Assistenza agli alunni disabili, operatori senza retribuzione: servizio a rischio sospensione

Venerdì scorso sono scaduti i termini entro cui gli istituti avrebbero dovuto approvare i bilanci. I dirigenti scolastici però ritengono di non avere competenza sui pagamenti ai professionisti. Il sindaco: "L'Usr ha chiarito la correttezza della procedura seguita, adesso tocca alle scuole"

I soldi ci sono, ma gli operatori che garantiscono l'assistenza specialistica degli alunni disabili non sono stati pagati dalle scuole. E così il servizio rischia la sospensione. Colpa della mancata approvazione dei bilanci delle scuole. I dirigenti scolastici ritengono di non essere competenti nell'erogazione delle spettanze ai professionisti scelti dall'elenco stilato dal Comune.

"Venerdì scorso - scrive in una nota Barbara Evola, capogruppo di Sinistra Comune in Consiglio - sono scaduti i termini entro cui le scuole avrebbero dovuto approvare i bilanci e procedere ai pagamenti degli operatori. Comprendiamo le difficoltà degli istituti scolastici, legate alla mole di lavoro ed ai forti tagli al personale Ata degli anni passati, tuttavia le conseguenze non possono ricadere sui lavoratori. Gli operatori assicurano un servizio essenziale al quale deve corrispondere la retribuzione prevista dal vigente regolamento e che è stata coperta dai contributi del Comune. Le somme erogate peraltro non possono avere una diversa destinazione".
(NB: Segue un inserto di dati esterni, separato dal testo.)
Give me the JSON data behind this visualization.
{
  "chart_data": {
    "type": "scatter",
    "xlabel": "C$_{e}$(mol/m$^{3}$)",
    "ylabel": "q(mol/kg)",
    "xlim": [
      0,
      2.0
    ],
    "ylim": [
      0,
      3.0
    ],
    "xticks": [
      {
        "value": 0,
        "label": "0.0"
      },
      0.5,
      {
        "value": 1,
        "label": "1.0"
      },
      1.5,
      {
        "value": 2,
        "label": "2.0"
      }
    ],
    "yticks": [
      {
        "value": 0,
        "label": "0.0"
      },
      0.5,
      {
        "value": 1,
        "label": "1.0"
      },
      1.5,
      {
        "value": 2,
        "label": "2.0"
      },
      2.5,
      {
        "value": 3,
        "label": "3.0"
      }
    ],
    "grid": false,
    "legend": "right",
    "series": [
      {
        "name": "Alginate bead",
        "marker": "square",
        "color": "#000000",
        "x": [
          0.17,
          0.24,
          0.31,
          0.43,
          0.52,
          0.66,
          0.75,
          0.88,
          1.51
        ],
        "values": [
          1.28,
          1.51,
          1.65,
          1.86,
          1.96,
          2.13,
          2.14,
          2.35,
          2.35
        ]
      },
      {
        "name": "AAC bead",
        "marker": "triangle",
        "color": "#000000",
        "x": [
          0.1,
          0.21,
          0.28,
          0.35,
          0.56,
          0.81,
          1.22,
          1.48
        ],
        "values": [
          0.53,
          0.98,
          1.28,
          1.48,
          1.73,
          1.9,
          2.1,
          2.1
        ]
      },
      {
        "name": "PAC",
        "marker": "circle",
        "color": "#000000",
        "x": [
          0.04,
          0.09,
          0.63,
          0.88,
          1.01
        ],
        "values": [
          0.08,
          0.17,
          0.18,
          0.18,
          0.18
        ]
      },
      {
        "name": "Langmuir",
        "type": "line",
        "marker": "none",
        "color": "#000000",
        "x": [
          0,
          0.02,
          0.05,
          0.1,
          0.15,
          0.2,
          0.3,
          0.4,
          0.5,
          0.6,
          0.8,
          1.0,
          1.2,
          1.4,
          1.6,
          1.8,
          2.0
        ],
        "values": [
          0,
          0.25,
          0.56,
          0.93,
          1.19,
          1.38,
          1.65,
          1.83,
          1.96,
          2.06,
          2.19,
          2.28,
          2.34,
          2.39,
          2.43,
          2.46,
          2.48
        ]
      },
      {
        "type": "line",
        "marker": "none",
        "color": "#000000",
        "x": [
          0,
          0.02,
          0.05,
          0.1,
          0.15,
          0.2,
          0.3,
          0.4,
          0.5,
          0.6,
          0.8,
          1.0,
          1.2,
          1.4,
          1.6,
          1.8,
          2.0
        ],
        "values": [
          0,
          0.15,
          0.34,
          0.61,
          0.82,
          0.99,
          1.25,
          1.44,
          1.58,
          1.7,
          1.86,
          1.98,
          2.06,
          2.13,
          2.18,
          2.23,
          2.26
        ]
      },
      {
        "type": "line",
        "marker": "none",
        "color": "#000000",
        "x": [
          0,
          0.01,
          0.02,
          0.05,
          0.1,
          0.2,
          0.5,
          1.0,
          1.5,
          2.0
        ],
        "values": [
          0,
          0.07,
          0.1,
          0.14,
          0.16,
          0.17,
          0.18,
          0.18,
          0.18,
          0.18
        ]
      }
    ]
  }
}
Lo scorso agosto, su rischiesta dei dirigenti scolastici, il Consiglio comunale ha modificato l'apposito regolamento prevedendo al posto del contratto un atto di adesione per la prestazione d'opera svolta dai professionisti. Confermando alle scuole il controllo del servizio di assistenza specialistica e il pagamento degli operatori. Palazzo delle Aquile ha così continuato a trasferire le somme necessarie agli istituti scolastisci: non tutti però hanno fatto fronte ai pagamenti. Se entro lunedì prossimo non dovessero esserci buone nuove gli operatori valuteranno evantuali proteste o sospensioni del servizio. 
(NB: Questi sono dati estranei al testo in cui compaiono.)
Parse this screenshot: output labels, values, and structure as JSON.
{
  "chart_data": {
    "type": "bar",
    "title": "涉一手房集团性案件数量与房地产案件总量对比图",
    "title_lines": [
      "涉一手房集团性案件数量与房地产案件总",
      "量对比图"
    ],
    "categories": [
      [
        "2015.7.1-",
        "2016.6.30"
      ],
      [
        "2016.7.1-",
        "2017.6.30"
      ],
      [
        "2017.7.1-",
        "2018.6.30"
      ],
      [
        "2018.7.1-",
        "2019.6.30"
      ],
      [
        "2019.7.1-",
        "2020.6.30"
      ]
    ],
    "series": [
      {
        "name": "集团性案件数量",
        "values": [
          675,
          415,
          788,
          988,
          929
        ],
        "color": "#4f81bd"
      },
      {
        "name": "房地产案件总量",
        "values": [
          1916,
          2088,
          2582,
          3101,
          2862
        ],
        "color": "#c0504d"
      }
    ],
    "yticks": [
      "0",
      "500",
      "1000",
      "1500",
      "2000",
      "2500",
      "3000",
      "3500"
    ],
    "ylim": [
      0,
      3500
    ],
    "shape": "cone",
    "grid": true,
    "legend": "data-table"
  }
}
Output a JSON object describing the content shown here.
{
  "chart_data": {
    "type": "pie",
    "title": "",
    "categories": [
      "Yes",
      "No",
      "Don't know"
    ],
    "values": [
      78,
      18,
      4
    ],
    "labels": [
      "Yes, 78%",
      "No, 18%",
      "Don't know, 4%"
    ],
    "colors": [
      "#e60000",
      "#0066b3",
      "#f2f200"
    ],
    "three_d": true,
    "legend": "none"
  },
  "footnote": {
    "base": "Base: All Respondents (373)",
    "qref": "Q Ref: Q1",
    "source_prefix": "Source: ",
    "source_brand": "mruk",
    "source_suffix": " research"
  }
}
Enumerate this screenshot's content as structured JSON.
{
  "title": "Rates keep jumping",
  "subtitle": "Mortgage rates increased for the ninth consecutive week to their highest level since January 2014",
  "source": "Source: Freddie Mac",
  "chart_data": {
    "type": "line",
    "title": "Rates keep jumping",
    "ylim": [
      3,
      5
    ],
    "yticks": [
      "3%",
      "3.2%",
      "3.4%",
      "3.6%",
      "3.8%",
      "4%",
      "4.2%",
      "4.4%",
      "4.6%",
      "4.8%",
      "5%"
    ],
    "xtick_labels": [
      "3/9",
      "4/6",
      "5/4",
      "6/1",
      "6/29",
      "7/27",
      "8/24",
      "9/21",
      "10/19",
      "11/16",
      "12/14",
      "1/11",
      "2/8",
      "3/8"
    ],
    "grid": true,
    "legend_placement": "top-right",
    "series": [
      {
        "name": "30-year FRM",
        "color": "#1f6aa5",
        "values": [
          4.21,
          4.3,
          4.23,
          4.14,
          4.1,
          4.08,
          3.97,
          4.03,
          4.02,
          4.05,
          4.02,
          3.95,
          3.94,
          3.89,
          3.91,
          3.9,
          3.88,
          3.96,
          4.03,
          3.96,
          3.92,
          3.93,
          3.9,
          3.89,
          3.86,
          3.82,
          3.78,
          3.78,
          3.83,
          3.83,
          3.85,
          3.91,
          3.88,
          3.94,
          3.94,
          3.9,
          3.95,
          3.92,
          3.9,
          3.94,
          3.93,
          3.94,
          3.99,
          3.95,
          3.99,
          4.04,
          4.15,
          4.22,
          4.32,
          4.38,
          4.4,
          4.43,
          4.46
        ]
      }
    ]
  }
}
"Nelle scorse settimane - dice l'assessore alla Scuola Giovanna Marano - ci siamo rivolti all'Ufficio scolastico regionale. Aspettiamo fiduciosi un intervento che possa sbloccare la situazione". Anche Evola chiama in causa l'Ufficio scolastico regionale, "che negli anni ha avuto un ruolo cruciale per la costruzione di questo percorso. Riteniamo che il supporto dell'Usr possa essere di importanza fondamentale in un momento complesso che mette a rischio l'erogazione di un servizio essenziale".

Sala delle Lapidi tende anche una mano alle scuole: "Siamo di fronte a un pasticcio burocratico che rischia di penalizzare non solo i ragazzi e le famiglie - dice il capogruppo di Palermo 2022 Toni Sala - fermando un servizio fondamentale per il benessere degli alunni, ma anche gli operatori che hanno diritto ad avere certezze. Il Consiglio comunale, d'intesa con i dirigenti scolastici, ha già emanato un regolamento in estate proprio per prevenire i disservizi, ma se non fosse sufficiente siamo pronti a fare la nostra parte per trovare una soluzione condivisa, evitando che le singole scuole procedano in ordine sparso".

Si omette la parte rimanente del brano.